The electrochemical nitrate reduction reaction (NO3−RR) is emerging as a promising method for ammonia production under ambient conditions while simultaneously addressing nitrate pollution. Due to the complexity of NO3−RR, which involves multi-electron/proton transfer and competes with the hydrogen evolution reaction (HER), the development of efficient electrocatalysts with high activity and stability is crucial. In this study, we report the use of Mo2C nanoparticles homogeneously dispersed on a carbon nanotube-reduced graphene oxide hybrid support (Mo2C/CNT-RGO) as an effective electrocatalyst for NO3−RR. The three-dimensional CNT-RGO hybrid provides a large surface area for electrolyte contact, enhanced electrical conductivity, and prevents the aggregation of Mo2C nanoparticles.
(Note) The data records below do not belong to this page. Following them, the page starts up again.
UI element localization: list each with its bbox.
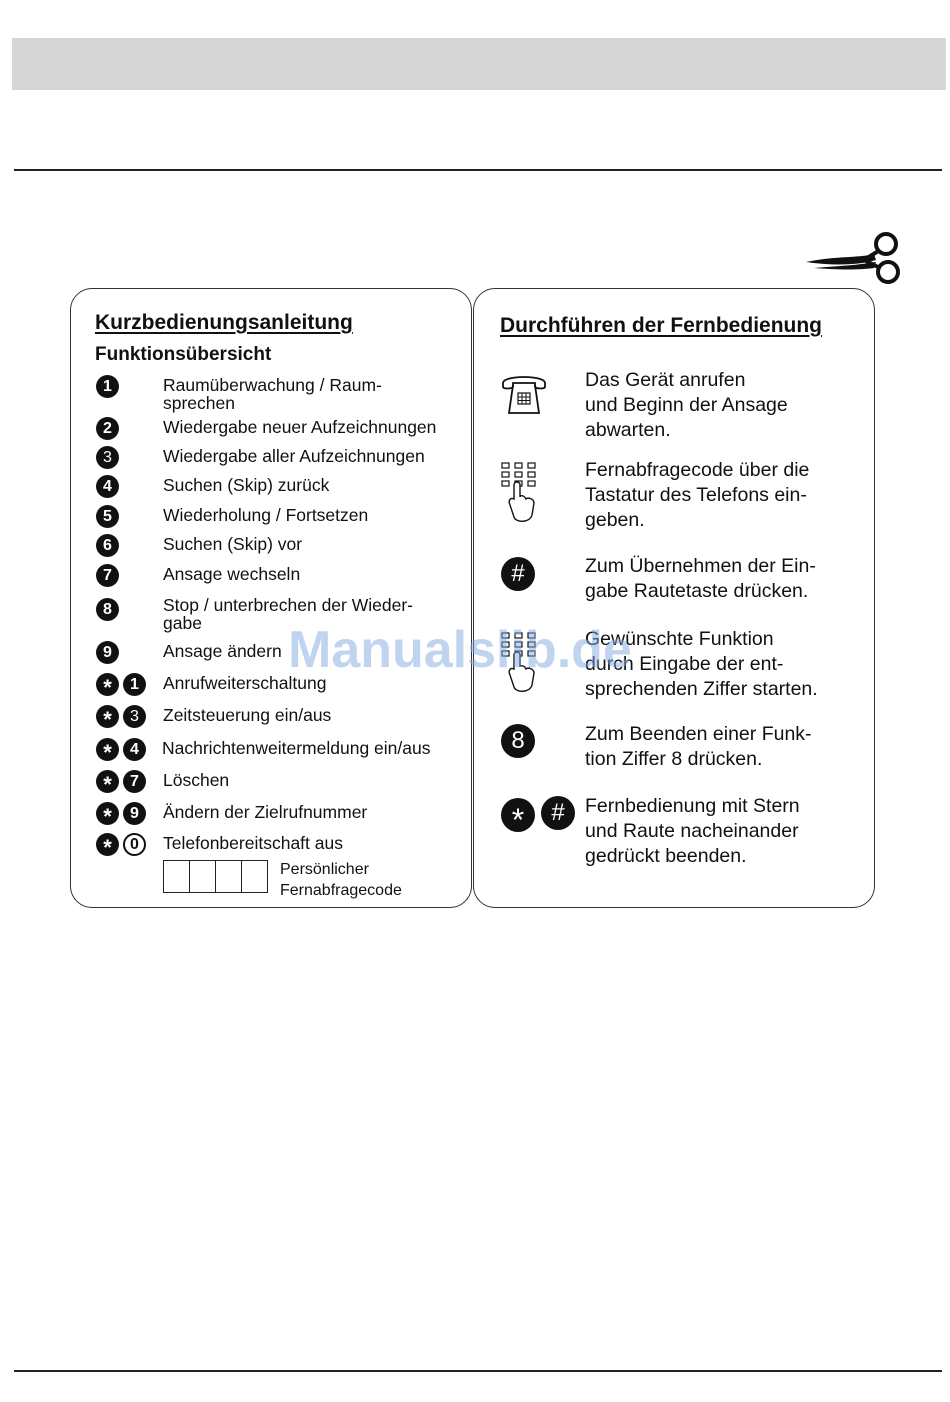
code-digit-box[interactable] [189, 860, 216, 893]
key-6-icon: 6 [96, 534, 119, 557]
scissors-icon [804, 232, 904, 286]
bottom-rule [14, 1370, 942, 1372]
step-text: Fernbedienung mit Stern und Raute nacheinander gedrückt beenden. [585, 795, 800, 867]
star-key-icon: * [96, 833, 119, 856]
code-digit-box[interactable] [215, 860, 242, 893]
function-label: Stop / unterbrechen der Wieder- gabe [163, 595, 413, 633]
function-label: Ändern der Zielrufnummer [163, 802, 368, 822]
key-2-icon: 2 [96, 417, 119, 440]
step-text: Gewünschte Funktion durch Eingabe der ent- sprechenden Ziffer starten. [585, 628, 818, 700]
star-key-icon: * [96, 770, 119, 793]
step-text: Das Gerät anrufen und Beginn der Ansage abwarten. [585, 369, 788, 441]
eight-key-icon: 8 [501, 724, 535, 758]
step-text: Zum Übernehmen der Ein- gabe Rautetaste drücken. [585, 555, 816, 602]
function-label: Wiedergabe aller Aufzeichnungen [163, 446, 425, 466]
star-key-icon: * [96, 673, 119, 696]
header-band [12, 38, 946, 90]
function-label: Ansage wechseln [163, 564, 301, 584]
remote-control-title: Durchführen der Fernbedienung [500, 314, 823, 337]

Consequently, the Mo2C/CNT-RGO electrocatalyst demonstrated high NO3−RR performance, achieving a maximum NH3 production rate of 5.23 mg h−1 cm−2 with a Faradaic efficiency of 95.9%. The Mo2C/CNT-RGO also exhibited excellent long-term stability during consecutive cycling tests. This work presents a promising strategy for developing high-performance and durable NO3−RR electrocatalysts.